A human job might be replaced by a robot, Fuqua maintains, but “somebody’s got to operate the robot, and keep it working. And somebody’s got to build that robot.” What is needed, then, is to help workers to elevate their levels of skills so that they can take part in the robot revolution, rather than be sidelined by it.

“There’s a whole new shift in employment skills, to a higher level. There are a lot of different jobs that will be created by the use of robots,” he says.

Fuqua admits that some workers will not be retrainable, for reasons varying from age to ambition. “They may not desire to have their skills upgraded.”

The legislation he is proposing does not deal merely with the unemployment problems created by robotics. The other side of Fuqua’s approach sets up a robot leasing corporation, funded initially with federal money, which will help to provide the capital for businessmen to obtain robots and bring them into industry.

“The robot leasing corporation is based somewhat on the existing Farm Credit Administration and Comsat Corporation,” Fuqua says. “It will be a quasi-government corporation. Its role will be to stimulate the demand for robots, and therefore the production of robots.”

Fuqua sees federal funding of $20 million per year, to provide low-interest loans to businesses, as “seed” money for the leasing corporation. Private investment will be encouraged, and will provide the bulk of the corporation’s funds. Eventually the corporation will pay back the government’s original loans with interest. Thus robots may begin to put money
into
the national treasury.

The robot leasing corporation, according to Fuqua, can “make it attractive for people to install certain types of robots, depending on the needs of their companies. It can be a source of capital to finance the lease [or purchase] of robots.”

Fuqua’s legislation, which is also backed by Cong. Albert Gore, Jr. of Tennessee and George Brown of California, among others, can help to provide investment capital for the transition to robotics while also cushioning the unemployment this transition is bound to cause.

Fuqua sees robots gradually entering the workplace, and being most valuable in jobs that are too dangerous or difficult for humans to attempt: cleaning up radioactive nuclear powerplants, for example, or fighting fires.

“I see robots moving in everywhere,” says Albus, who has spent the past ten years designing robots for the National Bureau of Standards. “Some places sooner than others, but practically everywhere sooner or later.”
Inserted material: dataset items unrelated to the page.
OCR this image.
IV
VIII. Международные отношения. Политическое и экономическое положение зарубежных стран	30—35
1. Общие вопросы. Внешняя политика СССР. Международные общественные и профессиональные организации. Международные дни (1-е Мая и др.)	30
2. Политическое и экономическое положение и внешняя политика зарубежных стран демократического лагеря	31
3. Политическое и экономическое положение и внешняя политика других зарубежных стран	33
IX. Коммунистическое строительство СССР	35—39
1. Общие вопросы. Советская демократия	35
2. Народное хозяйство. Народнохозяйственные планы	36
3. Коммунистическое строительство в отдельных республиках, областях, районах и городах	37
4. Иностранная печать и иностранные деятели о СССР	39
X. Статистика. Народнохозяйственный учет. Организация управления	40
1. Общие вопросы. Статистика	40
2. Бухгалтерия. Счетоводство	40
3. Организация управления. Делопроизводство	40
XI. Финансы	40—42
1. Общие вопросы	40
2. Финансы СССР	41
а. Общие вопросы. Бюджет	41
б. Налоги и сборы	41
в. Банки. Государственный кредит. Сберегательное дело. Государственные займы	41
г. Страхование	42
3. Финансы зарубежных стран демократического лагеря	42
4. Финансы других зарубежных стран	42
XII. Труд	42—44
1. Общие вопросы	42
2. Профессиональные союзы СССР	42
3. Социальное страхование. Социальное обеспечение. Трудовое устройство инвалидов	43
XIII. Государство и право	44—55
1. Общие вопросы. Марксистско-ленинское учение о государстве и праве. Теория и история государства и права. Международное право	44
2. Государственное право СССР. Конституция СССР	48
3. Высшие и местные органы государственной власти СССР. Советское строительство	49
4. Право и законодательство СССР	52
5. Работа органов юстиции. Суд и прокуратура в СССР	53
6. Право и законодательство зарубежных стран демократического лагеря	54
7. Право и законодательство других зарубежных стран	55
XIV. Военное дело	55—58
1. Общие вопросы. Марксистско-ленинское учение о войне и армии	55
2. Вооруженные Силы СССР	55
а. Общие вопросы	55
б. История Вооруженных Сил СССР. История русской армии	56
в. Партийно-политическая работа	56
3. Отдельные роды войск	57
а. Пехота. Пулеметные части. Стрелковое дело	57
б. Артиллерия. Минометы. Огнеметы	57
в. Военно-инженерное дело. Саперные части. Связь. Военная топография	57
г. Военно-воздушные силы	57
He points out, “Robots create wealth. That makes the society that builds them and uses them able to maintain a much higher standard of living. This creates demand for expanded numbers of products and makes it possible to afford to hire the people to supply those products.”

This leads to a contradiction. On the one hand, thinkers such as Albus see robots creating wealth and a demand for more goods and thus more jobs. On the other hand, they also foresee new robots eventually taking over those jobs.

Albus argues, however, that “the main restriction to employment is not the amount of work to be done in the world. The amount of work that needs to be done is virtually infinite. The question is, can you afford to hire people to do the work?”

Considering all the tasks that
can
be done in a society, from repairing roads and picking up trash to bringing expert medical care to the poor and exploring outer space, Albus says, “The real fallacy is thinking that there’s a fixed amount of work to be done, and if robots do some of it there won’t be enough work to go around for humans. God, the world is filled with things that need to be done— just walk around your neighborhood and you can make a list of three hundred things that need to be done and can occupy a whole army of people to do them.”